It is true they did not bite, and they did not irritate the cuticle, but what their presence and numbers suggested was something so horrible that it drove one nearly insane to think of it.

Who will come to East Africa without reading the experiences of Burton and Speke? Who is he that having read them will not remember with horror the dreadful account given by Speke of his encounters with these pests? My intense nervous watchfulness alone, I believe, saved me from a like calamity.

Second to the earwigs in importance and in numbers were the white ants, whose powers of destructiveness were simply awful. Mats, cloth, portmanteaus, clothes, in short, every article I possessed, seemed on the verge of destruction, and, as I witnessed their voracity, I felt anxious lest my tent should be devoured while I slept. This was the first khambi since leaving the coast where their presence became a matter of anxiety; at all other camping places hitherto the red and black ants had usurped our attention, but at Mpwapwa the red species were not seen, while the black were also very scarce.

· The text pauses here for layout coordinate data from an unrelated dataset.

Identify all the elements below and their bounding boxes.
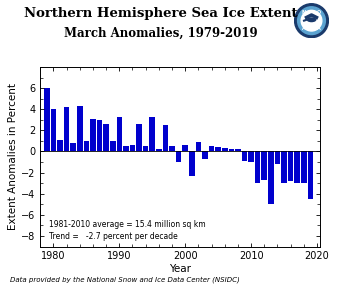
Bar xyxy=(110,141,116,151)
Text: March Anomalies, 1979-2019: March Anomalies, 1979-2019 xyxy=(64,27,258,40)
Bar xyxy=(97,120,102,151)
Bar xyxy=(294,151,300,183)
Bar xyxy=(196,142,201,151)
Bar xyxy=(70,143,76,151)
Text: A: A xyxy=(302,26,306,31)
Bar xyxy=(209,146,214,151)
Text: Trend =   -2.7 percent per decade: Trend = -2.7 percent per decade xyxy=(49,232,177,241)
Bar xyxy=(103,124,109,151)
Bar xyxy=(261,151,267,180)
Circle shape xyxy=(301,10,322,31)
Bar xyxy=(242,151,247,161)
Bar xyxy=(123,146,129,151)
Text: Northern Hemisphere Sea Ice Extent: Northern Hemisphere Sea Ice Extent xyxy=(24,7,298,20)
Bar xyxy=(117,117,122,151)
Bar xyxy=(189,151,195,176)
Text: N: N xyxy=(302,10,306,15)
Circle shape xyxy=(295,4,328,38)
Bar xyxy=(275,151,280,164)
Bar xyxy=(64,107,69,151)
Bar xyxy=(222,148,228,151)
Bar xyxy=(90,119,96,151)
Bar xyxy=(202,151,208,159)
Bar xyxy=(163,125,168,151)
Text: O: O xyxy=(317,10,321,15)
Bar xyxy=(136,124,142,151)
Bar xyxy=(149,117,155,151)
Bar xyxy=(57,140,63,151)
Bar xyxy=(176,151,181,162)
Bar xyxy=(301,151,307,183)
Y-axis label: Extent Anomalies in Percent: Extent Anomalies in Percent xyxy=(8,83,18,230)
Bar xyxy=(255,151,260,183)
Bar xyxy=(248,151,254,162)
Bar xyxy=(215,147,221,151)
Bar xyxy=(308,151,313,199)
Bar xyxy=(229,149,234,151)
X-axis label: Year: Year xyxy=(169,264,191,274)
Bar xyxy=(156,149,162,151)
Bar xyxy=(169,146,175,151)
Bar xyxy=(51,109,56,151)
Bar xyxy=(143,146,148,151)
Bar xyxy=(182,145,188,151)
Bar xyxy=(235,149,241,151)
Ellipse shape xyxy=(307,17,316,22)
Text: Data provided by the National Snow and Ice Data Center (NSIDC): Data provided by the National Snow and I… xyxy=(10,276,240,283)
Bar xyxy=(77,106,83,151)
Text: 1981-2010 average = 15.4 million sq km: 1981-2010 average = 15.4 million sq km xyxy=(49,219,205,229)
Text: A: A xyxy=(317,26,321,31)
Bar xyxy=(268,151,274,204)
Bar xyxy=(288,151,293,181)
Bar xyxy=(130,145,135,151)
Circle shape xyxy=(298,7,326,34)
Bar xyxy=(44,88,50,151)
Bar xyxy=(84,141,89,151)
Bar xyxy=(281,151,287,183)
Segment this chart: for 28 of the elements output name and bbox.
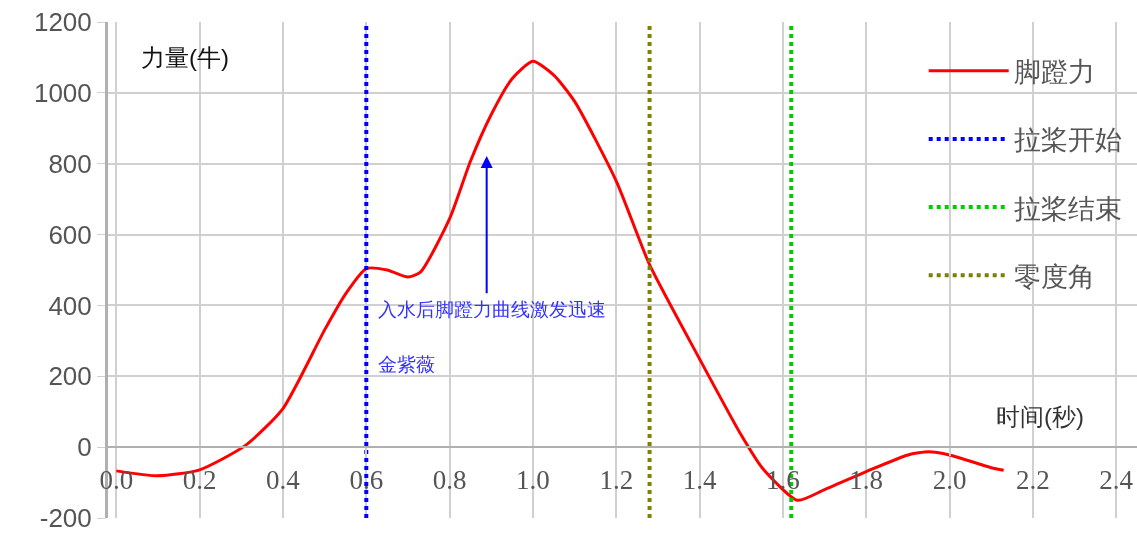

After a three days' halt at Mpwapwa I decided of a march to Marenga Mkali, which should be uninterrupted until we reached Mvumi in Ugogo, where I should be inducted into the art of paying tribute to the Wagogo chiefs. The first march to Kisokweh was purposely made short, being barely four miles, in order to enable Sheikh Thani, Sheikh Hamed, and five or six Wasawahili caravans to come up with me at Chunyo on the confines of Marenga Mkali.